Der Text der jungen Frau von Ende vergangenen Jahres erregt derzeit noch einmal große Aufmerksamkeit in Russland. Die Staatsduma hat vor wenigen Tagen ein Gesetz verabschiedet, das Prügel in häuslichen Lebensgemeinschaften vom Vergehen zu einer einfachen Ordnungswidrigkeit herabstuft. Vorausgesetzt, der Aggressor schlägt nur einmal zu und das Opfer trägt keinen gesundheitlichen Schaden davon. Schläge wie eine Ohrfeige oder eine Kopfnuss sind damit faktisch entkriminalisiert. Allenfalls eine Geldstrafe oder Sozialstunden könnten dafür noch fällig werden.

12 000 Frauen sterben in Russland jährlich an den Folgen häuslicher Gewalt

Vergleichbare Übergriffe außerhalb der Familie werden bereits seit Sommer 2016 nur noch als Ordnungswidrigkeit verfolgt. Dadurch ist eine Schieflage entstanden. Der Gesetzgeber gehe davon aus, "die eigene Mutter sei für ihr Kind gefährlicher als fremde Typen", befand die Duma-Abgeordnete Olga Batalina und brachte die Ausdehnung des Gesetzes auf Vorfälle "unter nahen Verwandten" auf den Weg. 84 Prozent der Abgeordneten stimmten ihr zu, drei waren dagegen. Von den Bürgerinnen und Bürgern fanden fast 60 Prozent den Gesetzentwurf richtig - so besagen es jedenfalls Zahlen, die das staatliche Meinungsforschungszentrum WZIOM veröffentlicht hat.

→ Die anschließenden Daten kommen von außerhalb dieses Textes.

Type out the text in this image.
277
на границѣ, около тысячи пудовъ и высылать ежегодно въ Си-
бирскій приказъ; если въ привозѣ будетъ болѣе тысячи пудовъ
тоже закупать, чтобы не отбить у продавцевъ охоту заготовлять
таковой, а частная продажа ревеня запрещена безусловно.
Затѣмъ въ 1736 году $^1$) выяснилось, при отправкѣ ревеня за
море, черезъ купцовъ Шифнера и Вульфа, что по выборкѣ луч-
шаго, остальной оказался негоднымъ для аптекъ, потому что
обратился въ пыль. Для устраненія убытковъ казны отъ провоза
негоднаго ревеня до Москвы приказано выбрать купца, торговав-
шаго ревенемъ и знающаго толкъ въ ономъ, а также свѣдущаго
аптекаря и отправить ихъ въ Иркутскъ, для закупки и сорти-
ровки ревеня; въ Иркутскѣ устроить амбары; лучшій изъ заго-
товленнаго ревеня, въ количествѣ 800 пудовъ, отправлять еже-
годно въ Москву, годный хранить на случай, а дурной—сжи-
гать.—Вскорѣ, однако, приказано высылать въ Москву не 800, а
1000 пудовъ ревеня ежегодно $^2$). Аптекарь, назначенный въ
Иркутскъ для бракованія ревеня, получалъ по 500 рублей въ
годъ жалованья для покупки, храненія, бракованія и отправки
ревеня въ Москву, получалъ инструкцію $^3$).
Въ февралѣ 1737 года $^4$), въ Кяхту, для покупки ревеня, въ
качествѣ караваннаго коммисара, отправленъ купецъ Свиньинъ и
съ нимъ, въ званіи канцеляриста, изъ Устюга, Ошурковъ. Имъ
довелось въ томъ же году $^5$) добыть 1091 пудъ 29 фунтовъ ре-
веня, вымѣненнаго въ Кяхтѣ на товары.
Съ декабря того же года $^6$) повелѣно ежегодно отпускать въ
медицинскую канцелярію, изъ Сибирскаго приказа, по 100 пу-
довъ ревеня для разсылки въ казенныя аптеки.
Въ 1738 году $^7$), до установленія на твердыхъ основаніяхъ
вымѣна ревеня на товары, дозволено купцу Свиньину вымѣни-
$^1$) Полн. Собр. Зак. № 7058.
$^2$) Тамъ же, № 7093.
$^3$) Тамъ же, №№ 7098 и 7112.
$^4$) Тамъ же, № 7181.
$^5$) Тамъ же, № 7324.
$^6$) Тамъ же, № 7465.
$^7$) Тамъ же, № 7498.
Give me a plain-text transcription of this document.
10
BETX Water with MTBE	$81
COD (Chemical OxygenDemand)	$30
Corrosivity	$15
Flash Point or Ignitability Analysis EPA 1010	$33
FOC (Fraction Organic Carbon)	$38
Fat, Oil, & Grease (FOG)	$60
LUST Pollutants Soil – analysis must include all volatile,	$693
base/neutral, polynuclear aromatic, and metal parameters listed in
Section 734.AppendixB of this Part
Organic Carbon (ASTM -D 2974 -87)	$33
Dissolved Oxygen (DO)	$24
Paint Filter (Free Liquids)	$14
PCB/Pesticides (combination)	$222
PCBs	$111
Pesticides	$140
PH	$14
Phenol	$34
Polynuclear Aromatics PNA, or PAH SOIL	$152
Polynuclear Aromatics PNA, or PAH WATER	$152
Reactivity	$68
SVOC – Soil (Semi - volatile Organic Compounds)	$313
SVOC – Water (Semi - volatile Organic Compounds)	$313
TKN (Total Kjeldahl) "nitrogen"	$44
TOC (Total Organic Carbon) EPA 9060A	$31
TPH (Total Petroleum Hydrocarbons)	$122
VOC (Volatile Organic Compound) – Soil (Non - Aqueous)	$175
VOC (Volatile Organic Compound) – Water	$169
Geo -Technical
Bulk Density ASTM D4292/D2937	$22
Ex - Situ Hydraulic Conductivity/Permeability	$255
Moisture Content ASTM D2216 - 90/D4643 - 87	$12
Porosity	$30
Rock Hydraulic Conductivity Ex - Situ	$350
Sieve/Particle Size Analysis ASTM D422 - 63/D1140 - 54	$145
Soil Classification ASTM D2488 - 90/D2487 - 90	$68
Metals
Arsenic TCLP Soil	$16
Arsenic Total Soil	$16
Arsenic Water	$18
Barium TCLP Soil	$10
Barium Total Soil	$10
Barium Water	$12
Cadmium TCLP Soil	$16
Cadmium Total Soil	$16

Dass viele Russen häusliche Gewalt aus ihrem eigenen Leben kennen, zeigen die zahlreichen Kommentare unter dem Facebook-Beitrag von Anna Weduta. "Psychischer Druck, deine Freundinnen sind dumm und neidisch, Isolation - das kenne ich alles nur zu gut. Anna, danke, dass du das geschrieben hast!", schreibt eine junge Frau. Eine andere: "Ich habe selbst starke psychische Aggression in der Familie erlebt. Ich dachte, dass ich an allem schuld bin." Nach Anna Weduta brechen viele andere Frauen ihr Schweigen, um gegen die Bagatellisierung von Gewalt zu protestieren.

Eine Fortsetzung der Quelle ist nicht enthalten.